Last weekend, the students in the interpreter program went to the St. Vincent de Paul soup kitchen in Norwich to fulfill the final requirement before they got their certification: putting what they had learned into practice.

Volunteer doctors, University of Connecticut medical and dental students and Three Rivers Community College nursing students were seeing patients at a free clinic there, evaluating them and giving references as needed.

Megan Fahey, a senior at Connecticut College, sat with a man at the clinic who has Type 2 diabetes. The man spoke nearly fluent English but his wife did not, so Fahey, armed with a paper reminder of the Spanish words for phrases like "vital signs," "ache" and "acute," translated information about her husband’s blood pressure and glucose levels and relayed it to her.

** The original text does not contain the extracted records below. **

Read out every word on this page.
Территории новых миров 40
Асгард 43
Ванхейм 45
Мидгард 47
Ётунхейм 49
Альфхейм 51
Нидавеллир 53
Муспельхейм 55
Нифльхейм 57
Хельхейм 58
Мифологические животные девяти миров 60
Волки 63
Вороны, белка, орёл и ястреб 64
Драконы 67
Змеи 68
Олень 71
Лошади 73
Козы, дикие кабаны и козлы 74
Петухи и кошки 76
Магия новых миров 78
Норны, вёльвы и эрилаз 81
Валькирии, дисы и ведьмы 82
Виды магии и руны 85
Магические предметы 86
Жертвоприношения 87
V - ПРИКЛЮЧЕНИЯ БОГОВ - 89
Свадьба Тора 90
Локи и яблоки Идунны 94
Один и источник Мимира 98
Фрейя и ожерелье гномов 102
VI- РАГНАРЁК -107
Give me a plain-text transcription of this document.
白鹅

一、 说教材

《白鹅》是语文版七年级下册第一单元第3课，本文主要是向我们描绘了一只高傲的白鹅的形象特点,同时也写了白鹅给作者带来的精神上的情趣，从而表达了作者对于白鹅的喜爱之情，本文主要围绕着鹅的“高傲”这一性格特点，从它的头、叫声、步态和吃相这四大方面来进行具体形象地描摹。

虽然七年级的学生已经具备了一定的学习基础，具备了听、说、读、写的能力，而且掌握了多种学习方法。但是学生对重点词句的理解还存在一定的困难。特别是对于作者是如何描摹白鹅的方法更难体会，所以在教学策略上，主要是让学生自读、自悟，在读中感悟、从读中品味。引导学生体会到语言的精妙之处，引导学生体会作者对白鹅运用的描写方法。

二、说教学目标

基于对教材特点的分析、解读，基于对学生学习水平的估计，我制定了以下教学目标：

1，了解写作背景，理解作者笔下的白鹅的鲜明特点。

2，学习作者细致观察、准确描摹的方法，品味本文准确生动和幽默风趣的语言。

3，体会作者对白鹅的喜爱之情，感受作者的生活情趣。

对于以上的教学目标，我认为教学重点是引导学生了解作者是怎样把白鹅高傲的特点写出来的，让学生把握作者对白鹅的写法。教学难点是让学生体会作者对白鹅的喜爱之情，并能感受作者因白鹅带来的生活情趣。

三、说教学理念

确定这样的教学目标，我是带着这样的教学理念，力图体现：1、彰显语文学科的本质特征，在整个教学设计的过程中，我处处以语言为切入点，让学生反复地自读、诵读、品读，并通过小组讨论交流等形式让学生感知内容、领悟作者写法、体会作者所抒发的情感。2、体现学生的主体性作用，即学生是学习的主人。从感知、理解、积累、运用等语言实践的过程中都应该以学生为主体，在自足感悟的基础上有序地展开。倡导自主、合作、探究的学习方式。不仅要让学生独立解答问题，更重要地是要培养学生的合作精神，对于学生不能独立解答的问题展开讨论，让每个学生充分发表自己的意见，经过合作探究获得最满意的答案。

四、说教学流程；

Fahey, who is majoring in biology and Spanish, said she plans to go to medical school after graduating. She sought out the medical interpreter program so she can one day communicate precisely with her Spanish-speaking patients, an ability she said could make or break a patient’s health.

"If you don’t understand the finer details of things, it can (affect) the level of health care," she said.

Fahey followed Rachel Shafer, a Three Rivers Community College nursing student, downstairs, where a crowd had gathered for St. Vincent de Paul’s Saturday lunch and where a woman wanted an appointment at the clinic but was still waiting in line. They sat with her at a table in the crowded room and Fahey joked with the woman as Shafer took the her blood pressure, then translated the numbers Shafer read to her.

Fahey said she also learned to be fluent in the cultural differences between a doctor and patient’s ideas about health care.

A Mexican patient may put faith in la limpia, for example — a ritual egg cleanse used in traditional medicine — before deciding to try pharmaceutical medicine, Fahey said. It’s the interpreter’s job to explain that to the nurse or doctor and, in turn, interpret the medical professional’s advice.

"Your main priority is to be the liaison for the patient," she said.

Edith Ouellet, the director of the Three Rivers nursing program, said at the St. Vincent de Paul clinic that in-person interpretation can help doctors and nurses feel more confident that their instructions and diagnoses are understood. The phone-based interpreter service can work well, she said, but having an interpreter in the room lowers the risk of a misunderstanding.

"The body language is huge," she said. "Did they finish talking? Did they actually say what I just said?" (If) we don’t understand or communicate with that patient, then we can’t close that loop."